When the task involves EKS, AWS, IRSA, EKS Pod Identity, AWS Load Balancer Controller, EBS/EFS CSI, AWS VPC CNI, or Karpenter, KubeShark switches into EKS-aware guidance.
That matters because EKS is “just Kubernetes” until identity, load balancing, storage, pod networking, and node provisioning enter the picture.

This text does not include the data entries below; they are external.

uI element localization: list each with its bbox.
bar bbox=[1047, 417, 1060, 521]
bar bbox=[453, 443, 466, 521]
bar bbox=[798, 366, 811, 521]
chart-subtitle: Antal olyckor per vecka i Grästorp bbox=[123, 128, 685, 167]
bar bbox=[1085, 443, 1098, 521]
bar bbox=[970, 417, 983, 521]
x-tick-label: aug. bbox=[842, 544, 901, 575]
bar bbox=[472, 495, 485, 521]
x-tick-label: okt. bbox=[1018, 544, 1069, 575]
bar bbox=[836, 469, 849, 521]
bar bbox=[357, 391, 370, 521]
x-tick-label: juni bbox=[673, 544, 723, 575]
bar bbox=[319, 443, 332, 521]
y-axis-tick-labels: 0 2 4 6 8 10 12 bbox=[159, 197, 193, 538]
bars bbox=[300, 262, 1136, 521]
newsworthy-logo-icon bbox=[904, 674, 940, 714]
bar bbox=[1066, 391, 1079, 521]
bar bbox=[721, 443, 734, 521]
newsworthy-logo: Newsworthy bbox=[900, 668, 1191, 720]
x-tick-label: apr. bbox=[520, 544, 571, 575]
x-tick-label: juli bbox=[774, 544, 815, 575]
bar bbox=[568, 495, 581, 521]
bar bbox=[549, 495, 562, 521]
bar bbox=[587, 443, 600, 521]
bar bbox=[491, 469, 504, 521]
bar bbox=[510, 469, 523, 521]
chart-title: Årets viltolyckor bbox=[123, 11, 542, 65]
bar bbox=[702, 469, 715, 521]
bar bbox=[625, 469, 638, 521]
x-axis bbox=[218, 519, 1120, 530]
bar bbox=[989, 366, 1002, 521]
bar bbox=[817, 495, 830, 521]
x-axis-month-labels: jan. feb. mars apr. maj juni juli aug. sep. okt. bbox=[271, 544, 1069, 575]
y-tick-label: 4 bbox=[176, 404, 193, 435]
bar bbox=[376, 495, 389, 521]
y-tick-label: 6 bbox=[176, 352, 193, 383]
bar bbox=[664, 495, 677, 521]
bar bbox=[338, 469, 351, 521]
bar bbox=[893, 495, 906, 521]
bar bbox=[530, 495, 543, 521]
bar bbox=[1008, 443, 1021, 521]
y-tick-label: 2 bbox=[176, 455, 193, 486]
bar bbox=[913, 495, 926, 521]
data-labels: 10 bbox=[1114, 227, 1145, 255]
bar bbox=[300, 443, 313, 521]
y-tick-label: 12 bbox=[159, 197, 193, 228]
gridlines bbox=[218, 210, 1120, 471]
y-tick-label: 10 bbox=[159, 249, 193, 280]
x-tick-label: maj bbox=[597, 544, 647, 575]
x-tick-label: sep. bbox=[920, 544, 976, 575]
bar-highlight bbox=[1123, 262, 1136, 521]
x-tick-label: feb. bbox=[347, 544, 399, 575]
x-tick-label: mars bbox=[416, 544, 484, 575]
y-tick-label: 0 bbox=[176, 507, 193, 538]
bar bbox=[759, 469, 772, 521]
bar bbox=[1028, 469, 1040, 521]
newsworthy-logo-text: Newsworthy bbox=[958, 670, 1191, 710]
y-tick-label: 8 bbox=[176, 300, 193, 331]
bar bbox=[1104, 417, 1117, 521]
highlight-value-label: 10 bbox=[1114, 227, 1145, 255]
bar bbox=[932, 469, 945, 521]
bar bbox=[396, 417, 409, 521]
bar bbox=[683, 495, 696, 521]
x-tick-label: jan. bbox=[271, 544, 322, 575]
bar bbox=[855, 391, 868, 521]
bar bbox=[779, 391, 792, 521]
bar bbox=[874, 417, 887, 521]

Common LLM mistakes include:
- putting AWS access keys into Kubernetes Secrets
- mixing IRSA and EKS Pod Identity assumptions
- using nginx annotations with AWS Load Balancer Controller
- treating EBS like ReadWriteMany storage
- recommending Karpenter while omitting resource requests
- assuming NetworkPolicy works without checking the CNI/policy engine
Example guidance KubeShark now keeps in mind:
apiVersion: v1
kind: ServiceAccount
metadata:
name: app
namespace: payments
annotations:
eks.amazonaws.com/role-arn: arn:aws:iam::123456789012:role/payments-app
It also knows that EBS is usually RWO and zone-sensitive, EFS is the RWX option, and Karpenter depends heavily on good workload requests.
So instead of generic Kubernetes advice, you get EKS-aware manifest generation and review.